How to achieve HIPAA compliance in AWS
by Rackspace Technology Staff
Originally published in Nov 2016, at the Onica blog here.
When trying to achieve HIPAA compliance in any environment, there are some basics that an organization should implement to comply with regulations. This article offers some suggestions and best practices on how to achieve and maintain HIPAA compliance in Amazon Web Services (AWS®).
Key points on HIPAA compliance in AWS
Achieving HIPAA compliance in any environment requires some basic organizational implementations to comply with regulations.

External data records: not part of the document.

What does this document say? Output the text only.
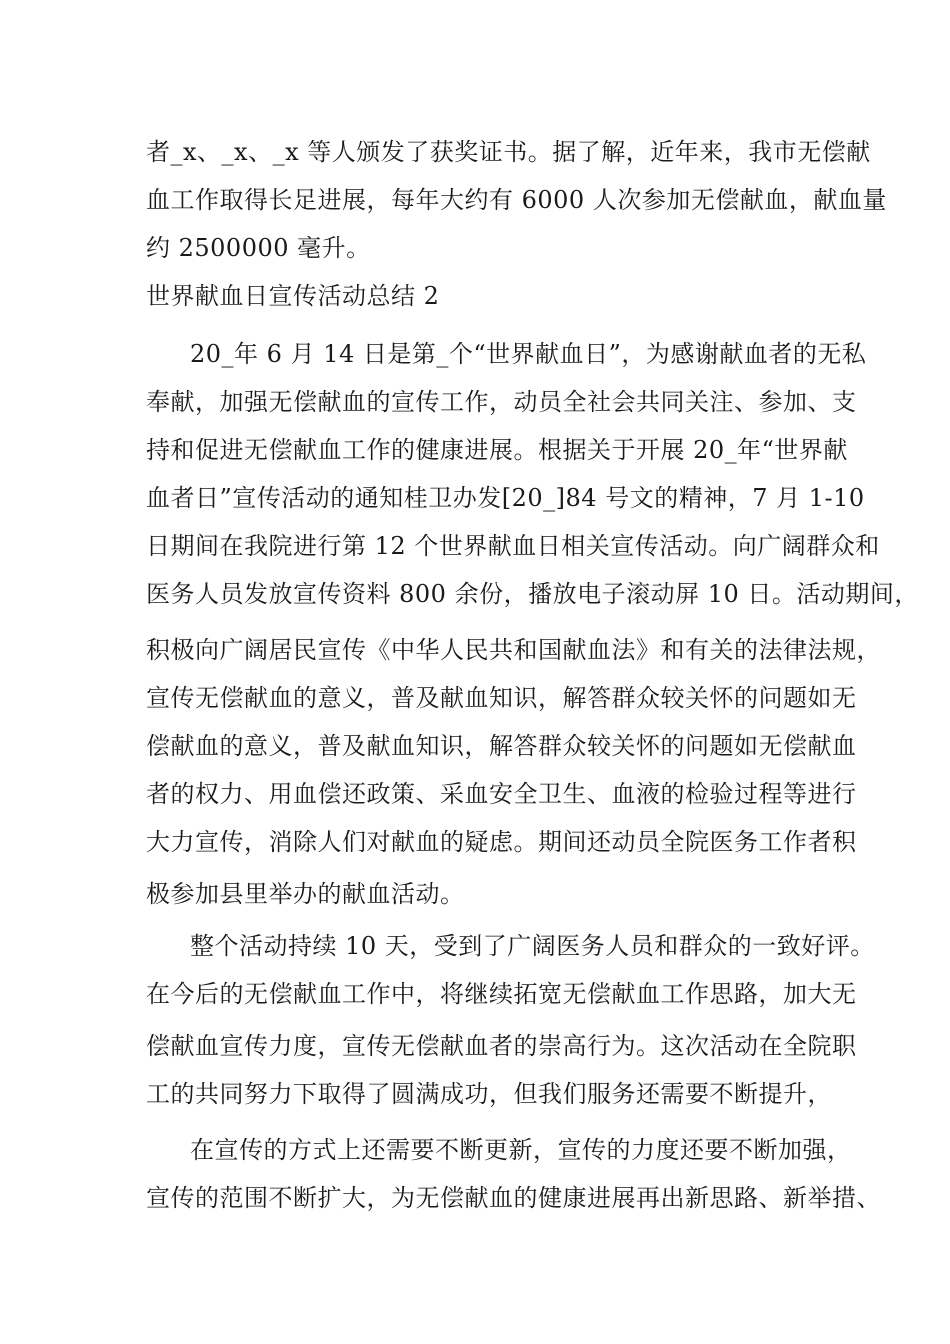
者_x、_x、_x 等人颁发了获奖证书。据了解，近年来，我市无偿献
血工作取得长足进展，每年大约有 6000 人次参加无偿献血，献血量
约 2500000 毫升。
世界献血日宣传活动总结 2
20_年 6 月 14 日是第_个“世界献血日”，为感谢献血者的无私
奉献，加强无偿献血的宣传工作，动员全社会共同关注、参加、支
持和促进无偿献血工作的健康进展。根据关于开展 20_年“世界献
血者日”宣传活动的通知桂卫办发[20_]84 号文的精神，7 月 1-10
日期间在我院进行第 12 个世界献血日相关宣传活动。向广阔群众和
医务人员发放宣传资料 800 余份，播放电子滚动屏 10 日。活动期间，
积极向广阔居民宣传《中华人民共和国献血法》和有关的法律法规，
宣传无偿献血的意义，普及献血知识，解答群众较关怀的问题如无
偿献血的意义，普及献血知识，解答群众较关怀的问题如无偿献血
者的权力、用血偿还政策、采血安全卫生、血液的检验过程等进行
大力宣传，消除人们对献血的疑虑。期间还动员全院医务工作者积
极参加县里举办的献血活动。
整个活动持续 10 天，受到了广阔医务人员和群众的一致好评。
在今后的无偿献血工作中，将继续拓宽无偿献血工作思路，加大无
偿献血宣传力度，宣传无偿献血者的崇高行为。这次活动在全院职
工的共同努力下取得了圆满成功，但我们服务还需要不断提升，
在宣传的方式上还需要不断更新，宣传的力度还要不断加强，
宣传的范围不断扩大，为无偿献血的健康进展再出新思路、新举措、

The following suggestions and best practices help you achieve and maintain HIPAA compliance in Amazon Web Services (AWS).
- Encrypt whenever possible
- Log everything
- Audit everything
- Understand your data
- Enforce general security policies
Encrypt whenever possible
AWS services such as Elastic Block Storage (EBS), Simple Storage Service (S3), Relational Database Service (RDS), and many others allow you to encrypt the data-at-rest. It is important to encrypt whenever possible, whether you expect a system to have Protected Health Information (PHI) or not. At times, developers create duplicate databases or data sets to test with, and these could contain PHI. For the low cost of Key Management System (KMS), it is worth the peace of mind to encrypt anything and everything. Learn more here.
Attach a secondary volume to the EC2 instance, mark the new volume as *encrypted*, and attach it to your EC2 instance. After you create the volume, attach it to your EC2 instance. Draft and enforce a policy that requires developers to use only the secondary drive because it is encrypted. If you're wondering about the back end, you should know Elastic Compute Cloud (EC2) uses EBS on the back end.
S3 allows you to encrypt the data-in-transit and at-rest. To do so, modify the S3 bucket policy with the appropriatepolicy, find an example here. By doingso, S3 encrypts any data pushed. If the pushed data isn't encrypted, S3 denies the transfer. You can see how to force encryption
while pushing data to S3 here.
KMS is the system used to encrypt the data-at-rest for EBS, S3, and many other services within AWS. This service charges a very minimal fee per `GET` request. You can see the pricing page here.
Log everything
Your systems should record any user changes to the system within the logs. If you haven't enabled logging, many changes can go by unnoticed and untracked. When an audit for HIPAA compliance takes place, the auditors will request samples of the logging that your organization has in place. If the logs don’t exist, it can be a huge mistake that could cost your organization its compliance status. To achieve logging within the AWS infrastructure, take a look at AWS Config here. AWS also offers a service to store your logs in a centralized place through Cloudwatch®. Check out Cloudwatch Logs for this feature here.
Treat logs like an ancient museum artifact. No one should be able to modify or touch them, and only certain people should be able to view them. You can achieve this through IAM policies if you store logs within Cloudwatch Logs.
Audit everything
Auditing is one of the most important pieces of HIPAA compliance in AWS. If a user modifies your system and there is no auditing in place, the changes can go unnoticed but recorded.
A user could open up sensitive ports to the internet allowing external attacks, and the security department would never know. Having logging in place is a good start, but auditing those logs and alerting on sensitive actions is just as important as the logging itself. If the logs are there, but no audits happen, then what use are the logs?
For changes to your AWS environment, you can use AWS Config® with Lambda to notify you of events that interest your security department. AWS Config has a pre-built rule that notifies an SNS topic (if configured) of any security group changes.
Understand your data
Having your log data is useful. Understanding your log data is just as important, if not more important. If your
logs are there, but no one knows what’s in the logs or what log records what actions, how can auditing take place How will your security department know what logs to monitor for specific actions?
Log everything, but carefully. Carefully identify what you want and need to log. For example, you might not need to know every time a file an application writes a file to `/tmp/`, but you would want to know when someone installs a new package.
Enforce general security policies
In the number of audits we've done, we noticed that many customers were not using password policies or enforcing IAM access key rotation. AWS IAM has a built-in feature that requires all user passwords to have a certain number of characters, a digit, a special character, and an upper-case character when created. Configure the AWS IAM password policies to keep your passwords in compliance with HIPAA regulations.
It is also good practice to enforce a policy to rotate AWS IAM access keys every 365 days. There is no automated AWS way to do this, but writing your own Lambda script to scan your IAM access keys nightly and alert you on expired ones is a good start.